Setiap kekuasaan memiliki kecenderungan untuk korup. Jika kekuasaan sampai absolut, maka korupnya juga absolut, mutlak, tak terbendung. Dari sana dirumuskanlah aturan bahwa kepemimpinan perlu dibatasi oleh masa jabatan. Setiap periode, bahkan setiap saat kinerja kepemimpinan harus bisa dievaluasi. Jika saatnya tiba, siapapun berhak menjadi pengganti.


Indonesia pernah mengalami puluhan tahun dipimpin oleh presiden yang begitu karismatik pada eranya hingga ada nasihat, "Walaa taqrobaa haadzihisy syajarah!". Jangan kalian berdua dekati pohon ini! Saat itu penguasa menggunakan sebuah pohon sebagai simbol partai yang melanggengkan keluasaannya. Simbol pohon tentu mengingatkan kita dengan pohon larangan dalam kisah Nabi Adam.

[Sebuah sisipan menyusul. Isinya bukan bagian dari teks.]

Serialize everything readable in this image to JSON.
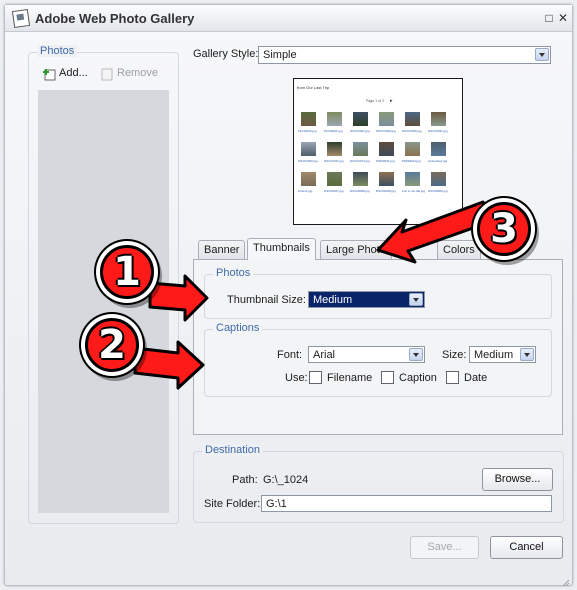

Barangkali memang sudah menjadi rencana Allah, sesuci dan seabadi apapun pemimpin pasti akan sampai pada ajal kepemimpinannya. Disengaja atau tidak, di belakang pemimpin lama sudah siap pemimpin-pemimpin pengganti yang menjadi tulang punggung saat masanya tiba. Cepat atau lambat kepemimpinan pasti bergulir.


Semakin kultus pemimpin, semakin gagal ia memimpin. Jika seseorang sedang berada dalam posisi sebagai pemimpin lalu terlintas keinginan untuk terus memperpanjang masa jabatan, apalagi dikolaborasikan dengan sikap antikritik dan tindakan-tindakan represif, selayaknya segera kita munajatkan doa Nabi Adam 'alaihissalaam, "Ya Tuhan kami, kami telah menganiaya diri kami sendiri, dan jika Engkau tidak mengampuni kami dan memberi rahmat kepada kami, niscaya pastilah kami termasuk orang-orang yang merugi."